Марсилио Фичино новость о похищении племянницы поразила, как удар кинжала в сердце. Он мертвенно побледнел и почти неслышно прошептал несколько слов:
— Боже мой, нет… Только не Аннализа, это немыслимо!
Схватившись за грудь, он покачнулся и упал, даже не застонав.
Макиавелли бросился к безжизненному телу, затем крикнул Веттори, чтобы тот бежал за Корбинелли. Гвиччардини помог ему перенести старика на кровать.
Через полчаса запыхавшийся врач был уже в комнате. Он довольно долго осматривал старика, прежде чем прикрыл его грудь простыней. Макиавелли вышел за ним из комнаты.
— Что скажешь, Джироламо?
— Я сделал все, что мог, но его сердце получило слишком сильный удар. Будем, конечно, надеяться, что он оправится, но я сомневаюсь, что он придет в себя.
— Что можно сделать?
— Ничего, только ждать… И молиться, если ты еще веришь в Бога после всего, что мы пережили в последние дни. Никколо, а ты мне не хочешь рассказать, что привело его в такое состояние?

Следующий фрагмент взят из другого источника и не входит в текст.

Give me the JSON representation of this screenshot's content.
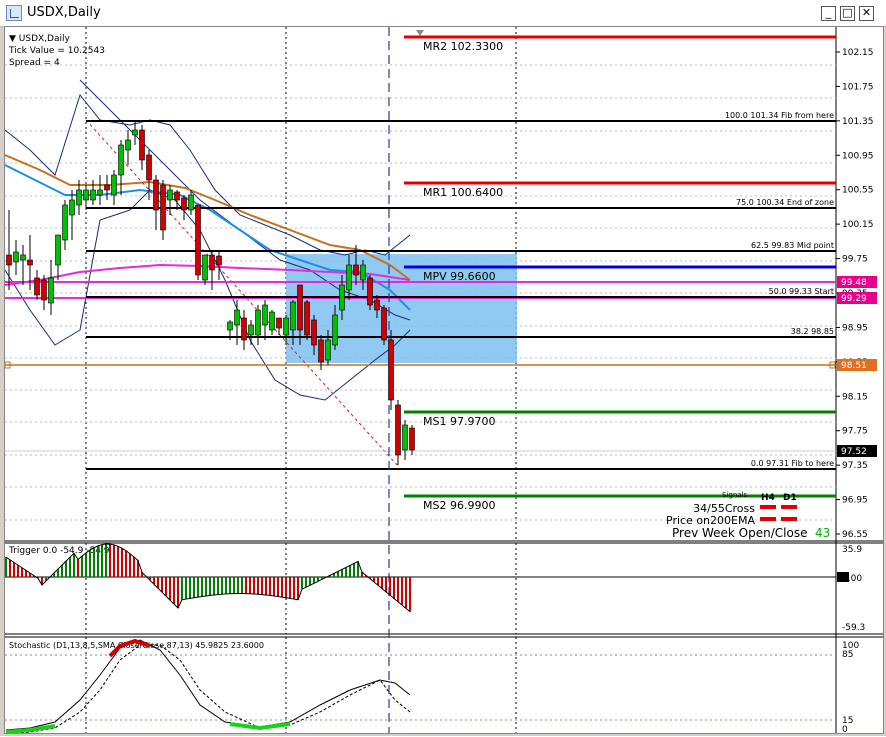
{
  "window": {
    "title": "USDX,Daily",
    "btn_minimize": "_",
    "btn_maximize": "□",
    "btn_close": "✕"
  },
  "info": {
    "symbol": "USDX,Daily",
    "tick_value": "Tick Value = 10.2543",
    "spread": "Spread = 4"
  },
  "price_axis": {
    "ticks": [
      "102.15",
      "101.75",
      "101.35",
      "100.95",
      "100.55",
      "100.15",
      "99.75",
      "99.35",
      "98.95",
      "98.55",
      "98.15",
      "97.75",
      "97.35",
      "96.95",
      "96.55"
    ]
  },
  "price_tags": [
    {
      "label": "99.48",
      "color": "#e5008c"
    },
    {
      "label": "99.29",
      "color": "#e5008c"
    },
    {
      "label": "98.51",
      "color": "#e0701e"
    },
    {
      "label": "97.52",
      "color": "#000000"
    }
  ],
  "pivot_levels": [
    {
      "name": "MR2",
      "value": "102.3300",
      "color": "#e00000"
    },
    {
      "name": "MR1",
      "value": "100.6400",
      "color": "#e00000"
    },
    {
      "name": "MPV",
      "value": "99.6600",
      "color": "#0000e0"
    },
    {
      "name": "MS1",
      "value": "97.9700",
      "color": "#008000"
    },
    {
      "name": "MS2",
      "value": "96.9900",
      "color": "#008000"
    }
  ],
  "fib_levels": [
    {
      "pct": "100.0",
      "price": "101.34",
      "note": "Fib from here"
    },
    {
      "pct": "75.0",
      "price": "100.34",
      "note": "End of zone"
    },
    {
      "pct": "62.5",
      "price": "99.83",
      "note": "Mid point"
    },
    {
      "pct": "50.0",
      "price": "99.33",
      "note": "Start"
    },
    {
      "pct": "38.2",
      "price": "98.85",
      "note": ""
    },
    {
      "pct": "0.0",
      "price": "97.31",
      "note": "Fib to here"
    }
  ],
  "signals": {
    "header": "Signals",
    "col_h4": "H4",
    "col_d1": "D1",
    "row1": "34/55Cross",
    "row2": "Price on200EMA",
    "row3": "Prev Week Open/Close",
    "count": "43",
    "color_h4": "#e00000",
    "color_d1": "#e00000"
  },
  "trigger": {
    "label": "Trigger 0.0 -54.9 -54.9",
    "ticks": [
      "35.9",
      "0.00",
      "-59.3"
    ]
  },
  "stochastic": {
    "label": "Stochastic (D1,13,8,5,SMA,Close/Close,87,13) 45.9825 23.6000",
    "ticks": [
      "100",
      "85",
      "15",
      "0"
    ]
  },
  "colors": {
    "up_candle": "#00c000",
    "down_candle": "#d00000",
    "zone": "#7dc1f0",
    "ema200": "#c8701e",
    "ema_blue": "#1e8fe6",
    "ema_magenta": "#e52ad6"
  }
}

В нескольких словах юноша передал ему, по возможности точно, слова карлика. Впервые он увидел, что Корбинелли потерял самообладание. Тыльной стороной руки врач смахнул книги со стола, стоящего напротив него.
— Чтоб их черти взяли, этих ублюдков! Так не может продолжаться!
— Не будем терять голову, — произнес Деограциас, наклоняясь, чтобы собрать книги. — Мы должны рассуждать здраво.
Слуга аккуратно поставил в ряд драгоценные рукописи и пододвинул стул своему хозяину. Корбинелли сел, все еще вне себя от гнева, но тут же вскочил и принялся ходить по комнате.
— Что за неслыханная наглость! Они еще издеваются над нами. Когда я доберусь до этих разбойников, они все глаза себе выплачут, пока я буду их пытать!
— Увы, наше положение не таково, чтобы бросаться в атаку, — заметил Деограциас. — Надо прежде всего подумать, как спасти детей.
— Тогда у нас нет выбора, — заключил Макиавелли. — Надо согласиться на обмен и выдать им Боккадоро.
— Но это означает отправить ее на верную смерть, Никколо. И потом, нельзя быть уверенными, что они вернут Аннализу и Марко. Мы можем потерять все.
Корбинелли тоже отверг это предложение.
— В любом случае мы не станем ждать до завтра. Суд над Савонаролой назначен на сегодняшний вечер. Если только можно назвать это судом… Они уже сооружают костер на площади Синьории.
— Как! — воскликнул Макиавелли. — Содерини даже не дождался, пока улягутся страсти, чтобы его судить?
— Я всю вторую половину дня провел с ним, — сказал врач. — Малатеста подоспел как раз вовремя, чтобы спасти Савонаролу от расправы во время взятия монастыря. Не будь его там, сейчас голова доминиканца уже торчала бы на копье. Взамен Содерини пообещал толпе скорый суд. Он жертвует монахом, чтобы спасти свою шкуру.